La Darbia blog

SAN GIULIO, IL DRAGO E IL PANE DELLE MONACHE

Mer, 27 gennaio 2016
SAN GIULIO, IL DRAGO E IL PANE DELLE MONACHE
C’è un’atmosfera di festa che serpeggia nel borgo di Orta verso la fine di gennaio. Il motivo? Semplice: si avvicinano le celebrazioni di San Giulio, amato patrono del paese nonché protettore degli edili di tutto il Cusio. Il giorno preciso dedicato al Santo (e ai muratori della riviera) è il 31 del..

C’è un’atmosfera di festa che serpeggia nel borgo di Orta verso la fine di gennaio. Il motivo? Semplice: si avvicinano le celebrazioni di San Giulio, amato patrono del paese nonché protettore degli edili di tutto il Cusio. Il giorno preciso dedicato al Santo (e ai muratori della riviera) è il 31 del mese, quando anche le porte del convento di clausura dell’isola rimangono aperte per la consueta distribuzione del «pane di San Giulio» prodotto dalle monache.

Durante la giornata si incrociano molti pellegrini che raggiungono Orta per assistere alla messa nella Basilica dell’Isola o partecipare alla processione che si svolge lungo l’unica stradina pedonale che circonda il monastero. Anche la benedizione degli strumenti di lavoro degli edili fa parte integrante della cerimonia, seguita da un abbondante pranzo e dal tradizionale incanto dell’agnello.

Secondo la leggenda San Giulio, predicatore cristiano di origine greca, giunse nelle zone del lago d'Orta insieme al fratello Giuliano, con lo scopo di convertire le genti ed edificare nuove chiese. Mentre Giuliano avrebbe costruito a Gozzano un edificio sacro in onore di San Lorenzo, Giulio si sarebbe diretto verso la piccola isola di fronte a Orta per edificarvi la sua centesima e ultima chiesa.

Molte storie suggestive si narrano a proposito di questo personaggio leggendario: si dice infatti che prima del suo arrivo l’isolotto fosse solo uno scoglio abitato da serpi e un mostruoso drago. Attorno al 390 Giulio attraversò le acque del lago stendendovi sopra il suo mantello e lasciandosi guidare nella tempesta dal suo bastone. Sconfisse il mostro e mise in fuga i serpenti e poi iniziò i lavori di costruzione della basilica nella quale riposano oggi i suoi resti.

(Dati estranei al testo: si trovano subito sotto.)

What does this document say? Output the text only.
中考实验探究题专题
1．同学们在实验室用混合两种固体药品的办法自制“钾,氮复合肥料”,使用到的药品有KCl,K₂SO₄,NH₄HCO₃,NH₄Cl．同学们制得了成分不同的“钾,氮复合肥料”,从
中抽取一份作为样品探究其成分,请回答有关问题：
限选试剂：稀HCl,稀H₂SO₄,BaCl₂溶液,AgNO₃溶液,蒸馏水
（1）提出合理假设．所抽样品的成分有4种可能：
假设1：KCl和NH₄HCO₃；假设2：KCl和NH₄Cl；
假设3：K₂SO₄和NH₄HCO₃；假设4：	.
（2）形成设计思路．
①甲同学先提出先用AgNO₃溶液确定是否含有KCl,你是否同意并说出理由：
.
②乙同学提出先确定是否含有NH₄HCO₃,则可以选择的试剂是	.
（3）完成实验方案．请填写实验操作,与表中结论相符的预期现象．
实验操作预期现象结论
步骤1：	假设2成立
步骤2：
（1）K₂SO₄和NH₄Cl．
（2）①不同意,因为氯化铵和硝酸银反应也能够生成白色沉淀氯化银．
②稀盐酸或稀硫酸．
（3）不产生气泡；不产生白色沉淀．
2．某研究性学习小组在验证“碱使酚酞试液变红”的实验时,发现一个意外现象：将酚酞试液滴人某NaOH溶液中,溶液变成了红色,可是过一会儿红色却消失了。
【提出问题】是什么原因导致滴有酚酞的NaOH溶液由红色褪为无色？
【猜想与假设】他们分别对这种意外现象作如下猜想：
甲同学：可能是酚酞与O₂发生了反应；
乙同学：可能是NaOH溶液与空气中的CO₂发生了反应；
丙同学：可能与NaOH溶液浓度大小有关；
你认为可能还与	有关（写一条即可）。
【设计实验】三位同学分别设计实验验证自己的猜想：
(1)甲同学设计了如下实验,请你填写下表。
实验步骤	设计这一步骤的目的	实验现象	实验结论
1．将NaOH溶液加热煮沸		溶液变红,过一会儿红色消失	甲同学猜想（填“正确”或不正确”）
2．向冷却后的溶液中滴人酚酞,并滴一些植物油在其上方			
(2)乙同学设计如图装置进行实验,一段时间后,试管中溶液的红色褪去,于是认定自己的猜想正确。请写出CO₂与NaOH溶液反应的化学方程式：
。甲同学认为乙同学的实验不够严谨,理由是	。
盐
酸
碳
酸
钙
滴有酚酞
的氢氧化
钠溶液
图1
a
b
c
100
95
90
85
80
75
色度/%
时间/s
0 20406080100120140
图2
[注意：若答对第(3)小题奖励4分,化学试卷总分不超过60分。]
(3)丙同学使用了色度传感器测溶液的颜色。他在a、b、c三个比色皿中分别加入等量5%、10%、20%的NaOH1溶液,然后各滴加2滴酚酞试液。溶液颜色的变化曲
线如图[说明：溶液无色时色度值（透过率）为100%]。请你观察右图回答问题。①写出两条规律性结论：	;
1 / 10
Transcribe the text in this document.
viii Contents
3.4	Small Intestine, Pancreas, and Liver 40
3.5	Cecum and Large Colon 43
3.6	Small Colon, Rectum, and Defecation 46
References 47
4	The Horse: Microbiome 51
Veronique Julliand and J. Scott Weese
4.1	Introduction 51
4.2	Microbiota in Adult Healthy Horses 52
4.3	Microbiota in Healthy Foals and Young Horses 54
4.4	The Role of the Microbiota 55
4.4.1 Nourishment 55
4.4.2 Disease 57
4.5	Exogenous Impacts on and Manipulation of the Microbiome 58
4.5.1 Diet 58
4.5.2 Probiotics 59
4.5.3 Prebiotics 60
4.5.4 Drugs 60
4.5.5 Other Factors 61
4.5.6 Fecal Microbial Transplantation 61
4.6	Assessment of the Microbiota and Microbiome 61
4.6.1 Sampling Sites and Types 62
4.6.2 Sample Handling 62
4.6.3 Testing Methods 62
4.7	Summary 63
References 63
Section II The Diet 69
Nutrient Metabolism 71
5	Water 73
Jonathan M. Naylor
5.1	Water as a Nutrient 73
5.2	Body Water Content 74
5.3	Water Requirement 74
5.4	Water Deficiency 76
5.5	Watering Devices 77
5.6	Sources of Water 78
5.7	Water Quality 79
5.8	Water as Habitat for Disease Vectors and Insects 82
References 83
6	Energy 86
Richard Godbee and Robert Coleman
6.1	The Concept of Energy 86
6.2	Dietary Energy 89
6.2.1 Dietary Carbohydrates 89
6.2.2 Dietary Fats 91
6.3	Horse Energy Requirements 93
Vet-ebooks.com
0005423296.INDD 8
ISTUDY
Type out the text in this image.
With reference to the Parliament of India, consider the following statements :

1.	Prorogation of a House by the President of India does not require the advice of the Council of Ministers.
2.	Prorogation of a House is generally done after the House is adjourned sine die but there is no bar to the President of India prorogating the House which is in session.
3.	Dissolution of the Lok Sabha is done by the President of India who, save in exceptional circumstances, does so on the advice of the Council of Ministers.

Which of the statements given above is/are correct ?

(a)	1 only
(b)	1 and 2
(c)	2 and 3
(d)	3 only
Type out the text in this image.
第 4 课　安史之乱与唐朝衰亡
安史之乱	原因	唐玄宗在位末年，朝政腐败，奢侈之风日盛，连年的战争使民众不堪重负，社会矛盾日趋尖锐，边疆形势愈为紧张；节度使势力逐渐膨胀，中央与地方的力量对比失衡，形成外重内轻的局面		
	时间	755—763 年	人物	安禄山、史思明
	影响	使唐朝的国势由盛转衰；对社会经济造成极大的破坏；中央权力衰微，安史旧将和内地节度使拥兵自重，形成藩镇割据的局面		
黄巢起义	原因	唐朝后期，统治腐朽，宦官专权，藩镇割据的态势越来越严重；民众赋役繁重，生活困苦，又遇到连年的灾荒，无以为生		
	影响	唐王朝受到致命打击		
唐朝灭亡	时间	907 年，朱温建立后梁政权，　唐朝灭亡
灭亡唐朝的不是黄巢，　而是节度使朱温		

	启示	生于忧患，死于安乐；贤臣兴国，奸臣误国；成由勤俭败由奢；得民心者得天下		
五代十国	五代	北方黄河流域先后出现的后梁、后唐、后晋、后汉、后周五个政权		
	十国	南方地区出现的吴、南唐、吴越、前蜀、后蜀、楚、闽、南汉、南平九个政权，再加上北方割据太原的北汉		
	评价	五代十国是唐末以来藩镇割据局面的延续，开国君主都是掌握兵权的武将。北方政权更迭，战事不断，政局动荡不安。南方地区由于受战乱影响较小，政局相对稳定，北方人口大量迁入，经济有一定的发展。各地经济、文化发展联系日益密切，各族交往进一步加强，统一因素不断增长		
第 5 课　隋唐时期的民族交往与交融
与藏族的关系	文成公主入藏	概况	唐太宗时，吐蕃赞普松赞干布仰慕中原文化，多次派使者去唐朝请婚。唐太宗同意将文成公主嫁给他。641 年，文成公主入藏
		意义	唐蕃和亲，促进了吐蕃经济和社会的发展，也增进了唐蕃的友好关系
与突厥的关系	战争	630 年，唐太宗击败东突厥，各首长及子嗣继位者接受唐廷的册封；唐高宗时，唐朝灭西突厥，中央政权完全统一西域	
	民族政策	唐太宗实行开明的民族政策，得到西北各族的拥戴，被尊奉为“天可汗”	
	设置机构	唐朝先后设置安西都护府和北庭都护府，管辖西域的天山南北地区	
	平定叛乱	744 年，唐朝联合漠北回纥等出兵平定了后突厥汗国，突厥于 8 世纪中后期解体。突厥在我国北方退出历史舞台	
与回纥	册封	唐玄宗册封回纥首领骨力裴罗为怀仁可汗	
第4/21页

Ma è nella sacrestia della chiesa che è custodito qualcosa di incredibile: una vertebra di drago, la prova materiale che la leggenda potrebbe avere un fondo di verità. Naturalmente nulla ci assicura che questo grande osso sia davvero appartenuto a un mostro, potrebbe essere il residuo dello scheletro di qualche animale, ma senz’altro la coincidenza è piuttosto affascinante.

A guardarla oggi, dalle tranquille alture de La Darbia, l’isola sembra un’oasi di pace e sacralità, forse perché, mentre le suore di clausura impastano il loro pane benedetto , San Giulio davvero veglia su di lei.